Hollywood survival stories are always fascinating to watch unfold, and actress Morgan Fairchild‘s is definitely among them. Which is actually somewhat surprising when you consider that, given the types of roles that she played over the course of her career, she could have very easily been lost to the mists of time. Those roles, of course, have probably colored people’s perceptions of her and given the audience a fair share of preconceived notions of who she is.
“A bitch is what people think I am, in real life and on the screen,” she offered in a 1982 interview with The San Francisco Examiner. “A ruthless, sex symbol who’s going to claw her way to the top no matter what.”
That doesn’t feel like an apt description of the real Morgan, beyond the pure determination that turned her into a TV superstar in the 1970s and 1980s, and allowed her career to continue to thrive on the big and small screens as well as the stage for all those years afterward.

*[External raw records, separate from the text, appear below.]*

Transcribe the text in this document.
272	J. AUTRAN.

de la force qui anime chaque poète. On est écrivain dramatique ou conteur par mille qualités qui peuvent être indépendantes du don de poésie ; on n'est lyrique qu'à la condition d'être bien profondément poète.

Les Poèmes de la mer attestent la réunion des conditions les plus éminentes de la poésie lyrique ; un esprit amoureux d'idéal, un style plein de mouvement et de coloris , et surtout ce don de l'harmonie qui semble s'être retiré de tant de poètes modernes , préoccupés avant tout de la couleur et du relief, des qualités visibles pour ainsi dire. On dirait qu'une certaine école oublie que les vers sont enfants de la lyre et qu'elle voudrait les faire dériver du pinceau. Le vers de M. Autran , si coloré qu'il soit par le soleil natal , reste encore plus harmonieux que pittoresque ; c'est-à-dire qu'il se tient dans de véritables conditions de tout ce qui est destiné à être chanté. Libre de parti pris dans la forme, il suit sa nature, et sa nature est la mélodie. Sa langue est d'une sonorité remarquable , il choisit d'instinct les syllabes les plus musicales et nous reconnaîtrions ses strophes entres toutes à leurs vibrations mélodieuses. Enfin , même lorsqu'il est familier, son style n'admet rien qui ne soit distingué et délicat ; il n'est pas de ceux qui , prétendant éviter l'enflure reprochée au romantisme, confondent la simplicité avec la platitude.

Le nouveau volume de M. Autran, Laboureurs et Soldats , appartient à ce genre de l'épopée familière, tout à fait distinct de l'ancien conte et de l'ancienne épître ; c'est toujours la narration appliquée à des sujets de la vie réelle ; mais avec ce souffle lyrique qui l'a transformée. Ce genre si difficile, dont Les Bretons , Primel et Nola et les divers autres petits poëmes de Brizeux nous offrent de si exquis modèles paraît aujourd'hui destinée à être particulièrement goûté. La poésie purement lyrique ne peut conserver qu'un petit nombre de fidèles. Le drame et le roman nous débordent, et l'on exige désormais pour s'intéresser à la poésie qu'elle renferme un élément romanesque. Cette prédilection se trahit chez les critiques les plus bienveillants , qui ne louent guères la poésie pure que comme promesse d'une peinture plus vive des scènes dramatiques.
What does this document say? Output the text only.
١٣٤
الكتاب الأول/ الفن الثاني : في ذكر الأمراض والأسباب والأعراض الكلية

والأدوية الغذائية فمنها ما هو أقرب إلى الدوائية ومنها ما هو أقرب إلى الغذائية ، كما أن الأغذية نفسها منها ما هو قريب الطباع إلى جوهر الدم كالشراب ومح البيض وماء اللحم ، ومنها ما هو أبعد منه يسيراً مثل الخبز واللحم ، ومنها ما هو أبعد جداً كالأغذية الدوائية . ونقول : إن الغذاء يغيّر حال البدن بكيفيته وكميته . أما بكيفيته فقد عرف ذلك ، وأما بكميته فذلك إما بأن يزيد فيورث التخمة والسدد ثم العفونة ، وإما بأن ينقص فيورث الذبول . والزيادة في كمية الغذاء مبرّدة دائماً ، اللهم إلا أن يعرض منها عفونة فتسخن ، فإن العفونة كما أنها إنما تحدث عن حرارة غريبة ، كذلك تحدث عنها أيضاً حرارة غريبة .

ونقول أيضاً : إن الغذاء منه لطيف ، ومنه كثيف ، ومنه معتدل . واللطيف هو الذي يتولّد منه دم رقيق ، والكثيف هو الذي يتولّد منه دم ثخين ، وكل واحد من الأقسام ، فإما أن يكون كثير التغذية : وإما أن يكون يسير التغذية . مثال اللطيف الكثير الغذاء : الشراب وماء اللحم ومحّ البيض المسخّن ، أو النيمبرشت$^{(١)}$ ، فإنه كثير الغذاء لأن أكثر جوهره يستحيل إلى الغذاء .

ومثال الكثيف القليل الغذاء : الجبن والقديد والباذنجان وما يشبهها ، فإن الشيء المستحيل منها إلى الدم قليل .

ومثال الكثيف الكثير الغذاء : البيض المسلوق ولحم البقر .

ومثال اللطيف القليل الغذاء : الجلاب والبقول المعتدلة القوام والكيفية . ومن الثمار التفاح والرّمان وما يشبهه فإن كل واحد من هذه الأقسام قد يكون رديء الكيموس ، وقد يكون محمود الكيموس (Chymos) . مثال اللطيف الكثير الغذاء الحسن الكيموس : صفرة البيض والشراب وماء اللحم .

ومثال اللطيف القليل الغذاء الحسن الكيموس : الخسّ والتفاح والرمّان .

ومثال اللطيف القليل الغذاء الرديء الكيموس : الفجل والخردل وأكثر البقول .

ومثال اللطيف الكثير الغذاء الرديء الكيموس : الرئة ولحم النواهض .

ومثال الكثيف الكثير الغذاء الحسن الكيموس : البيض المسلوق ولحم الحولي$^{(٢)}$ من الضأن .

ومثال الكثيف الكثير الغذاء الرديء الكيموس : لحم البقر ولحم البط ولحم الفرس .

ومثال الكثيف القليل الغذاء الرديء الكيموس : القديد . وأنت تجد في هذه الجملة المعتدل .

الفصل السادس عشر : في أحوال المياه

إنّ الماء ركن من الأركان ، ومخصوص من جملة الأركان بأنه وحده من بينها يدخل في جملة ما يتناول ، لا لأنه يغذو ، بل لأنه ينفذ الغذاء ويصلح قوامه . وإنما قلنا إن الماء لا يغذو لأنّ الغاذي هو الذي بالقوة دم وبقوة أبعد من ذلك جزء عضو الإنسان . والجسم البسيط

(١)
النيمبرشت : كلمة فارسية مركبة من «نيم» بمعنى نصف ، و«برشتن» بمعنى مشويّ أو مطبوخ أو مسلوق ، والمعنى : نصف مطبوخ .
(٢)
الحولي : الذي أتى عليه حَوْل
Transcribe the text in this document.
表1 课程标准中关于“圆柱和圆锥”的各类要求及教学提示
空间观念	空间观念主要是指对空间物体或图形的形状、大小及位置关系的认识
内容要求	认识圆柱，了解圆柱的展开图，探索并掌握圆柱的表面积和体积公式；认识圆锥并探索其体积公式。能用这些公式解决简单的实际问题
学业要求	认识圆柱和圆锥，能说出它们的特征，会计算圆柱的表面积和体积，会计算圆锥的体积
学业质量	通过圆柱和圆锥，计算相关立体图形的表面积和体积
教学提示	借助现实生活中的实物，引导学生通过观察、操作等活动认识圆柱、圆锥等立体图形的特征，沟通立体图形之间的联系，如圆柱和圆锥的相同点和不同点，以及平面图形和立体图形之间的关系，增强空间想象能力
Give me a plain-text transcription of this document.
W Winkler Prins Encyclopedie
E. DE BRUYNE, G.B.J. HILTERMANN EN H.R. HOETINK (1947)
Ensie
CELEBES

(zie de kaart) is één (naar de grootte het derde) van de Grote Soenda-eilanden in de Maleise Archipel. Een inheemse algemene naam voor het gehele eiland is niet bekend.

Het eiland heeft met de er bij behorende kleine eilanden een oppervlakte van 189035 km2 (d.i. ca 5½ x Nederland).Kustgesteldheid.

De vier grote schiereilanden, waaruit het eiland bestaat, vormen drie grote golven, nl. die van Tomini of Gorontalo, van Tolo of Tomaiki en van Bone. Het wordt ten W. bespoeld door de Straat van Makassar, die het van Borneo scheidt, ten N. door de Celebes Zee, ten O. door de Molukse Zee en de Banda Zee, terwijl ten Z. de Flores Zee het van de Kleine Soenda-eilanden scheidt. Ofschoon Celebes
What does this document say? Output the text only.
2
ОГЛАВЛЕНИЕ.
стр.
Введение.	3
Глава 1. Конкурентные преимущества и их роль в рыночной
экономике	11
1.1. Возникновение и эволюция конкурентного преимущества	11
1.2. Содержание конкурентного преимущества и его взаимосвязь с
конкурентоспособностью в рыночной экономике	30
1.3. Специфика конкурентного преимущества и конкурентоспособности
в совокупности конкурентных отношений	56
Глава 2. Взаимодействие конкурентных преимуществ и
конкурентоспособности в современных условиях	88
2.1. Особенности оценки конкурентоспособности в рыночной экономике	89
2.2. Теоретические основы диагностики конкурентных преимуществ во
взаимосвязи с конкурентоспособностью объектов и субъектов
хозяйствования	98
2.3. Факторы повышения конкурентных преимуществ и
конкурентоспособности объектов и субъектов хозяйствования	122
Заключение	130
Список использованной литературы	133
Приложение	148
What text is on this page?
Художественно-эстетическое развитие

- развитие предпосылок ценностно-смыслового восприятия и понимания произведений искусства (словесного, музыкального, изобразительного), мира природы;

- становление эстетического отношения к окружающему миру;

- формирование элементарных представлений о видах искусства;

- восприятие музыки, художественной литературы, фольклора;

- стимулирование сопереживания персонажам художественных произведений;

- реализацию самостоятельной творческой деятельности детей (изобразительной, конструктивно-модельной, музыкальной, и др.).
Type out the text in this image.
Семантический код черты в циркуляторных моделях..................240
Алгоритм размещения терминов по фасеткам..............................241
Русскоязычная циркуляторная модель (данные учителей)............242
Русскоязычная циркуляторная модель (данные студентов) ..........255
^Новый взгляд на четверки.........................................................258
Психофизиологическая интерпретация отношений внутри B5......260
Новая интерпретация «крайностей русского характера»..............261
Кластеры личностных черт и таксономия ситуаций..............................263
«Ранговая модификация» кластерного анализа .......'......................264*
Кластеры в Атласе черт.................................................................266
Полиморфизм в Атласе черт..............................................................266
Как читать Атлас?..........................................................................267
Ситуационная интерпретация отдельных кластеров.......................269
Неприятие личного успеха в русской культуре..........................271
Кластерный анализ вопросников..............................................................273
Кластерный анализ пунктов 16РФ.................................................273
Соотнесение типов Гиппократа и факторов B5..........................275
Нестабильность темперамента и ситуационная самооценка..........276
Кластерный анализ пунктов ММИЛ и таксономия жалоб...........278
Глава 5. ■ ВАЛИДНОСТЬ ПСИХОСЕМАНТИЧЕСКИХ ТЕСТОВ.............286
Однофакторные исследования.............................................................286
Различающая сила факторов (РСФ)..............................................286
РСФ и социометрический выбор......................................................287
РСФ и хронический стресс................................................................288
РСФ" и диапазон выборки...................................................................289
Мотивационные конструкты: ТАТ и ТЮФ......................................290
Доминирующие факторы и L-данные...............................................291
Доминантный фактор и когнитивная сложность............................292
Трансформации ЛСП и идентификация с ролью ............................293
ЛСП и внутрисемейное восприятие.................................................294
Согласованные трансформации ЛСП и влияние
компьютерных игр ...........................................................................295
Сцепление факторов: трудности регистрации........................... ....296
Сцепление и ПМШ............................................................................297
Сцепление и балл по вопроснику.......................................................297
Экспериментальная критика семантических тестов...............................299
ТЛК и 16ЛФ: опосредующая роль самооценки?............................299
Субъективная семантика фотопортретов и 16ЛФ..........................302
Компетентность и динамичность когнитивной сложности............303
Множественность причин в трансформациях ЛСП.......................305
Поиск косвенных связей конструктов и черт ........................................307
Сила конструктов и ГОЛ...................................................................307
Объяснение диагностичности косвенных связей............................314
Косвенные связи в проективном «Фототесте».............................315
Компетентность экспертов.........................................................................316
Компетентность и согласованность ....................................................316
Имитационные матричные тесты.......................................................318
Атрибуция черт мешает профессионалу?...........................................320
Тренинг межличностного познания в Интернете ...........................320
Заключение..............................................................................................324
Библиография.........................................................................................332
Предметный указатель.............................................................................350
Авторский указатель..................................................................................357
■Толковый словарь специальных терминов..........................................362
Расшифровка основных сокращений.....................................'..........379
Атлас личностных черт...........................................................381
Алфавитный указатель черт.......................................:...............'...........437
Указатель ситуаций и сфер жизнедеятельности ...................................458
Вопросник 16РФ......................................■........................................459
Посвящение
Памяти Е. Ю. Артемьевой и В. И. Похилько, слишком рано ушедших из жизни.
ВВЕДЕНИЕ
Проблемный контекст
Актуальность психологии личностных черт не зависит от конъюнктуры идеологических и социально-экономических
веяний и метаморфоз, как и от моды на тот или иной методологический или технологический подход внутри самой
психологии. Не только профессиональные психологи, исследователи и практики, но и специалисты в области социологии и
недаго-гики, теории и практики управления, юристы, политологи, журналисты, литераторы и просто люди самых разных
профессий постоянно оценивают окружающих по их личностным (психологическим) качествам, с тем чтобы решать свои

“You have to keep reintroducing yourself to the audience,” she offered in explanation of her longevity during an interview with the Santa Cruz Sentinel. “Every five years there’s a new generation that comes of age where they start paying attention and identifying, and you just have to be there on the cutting edge of whatever that is. So I have this whole audience of teenagers who know who I am, who don’t know who any of the other vixens are. And they don’t know how old I am; they think I’m the Old Navy babe.”
She was born Patsy Ann McClenny on February 3, 1980, in Dallas, Texas, and her move toward acting came in a pretty strange way: as a child, she suffered from severe shyness, which became apparent to all when, while in fifth grade, she had to read a book report aloud and got so nervous, that she actually fainted. “When she was 9,” notes the Austin American-Statesman, “her mother felt something had to be done. So she was enrolled in what was called an ‘expression class,’ a sort of introduction to dramatic affairs for young children. From that, she moved on to more advanced work. By the time she was 12, she was working in theater companies around Dallas.”
As a teenager, she also appeared in television commercials produced for the Dallas-Forth Worth television stations. Her first Hollywood break came when she worked as a body double for Faye Dunaway in 1967’s Bonnie and Clyde, especially in driving sequence since Morgan could drive a stick-shift and Faye couldn’t. She was also asked out on a date by the film’s star, Warren Beatty. “He reportedly has a reputation for saying and doing outrageous things to other women,” she told the Lubbock Avalanche-Journey in 1976, “but he was always very nice to me.”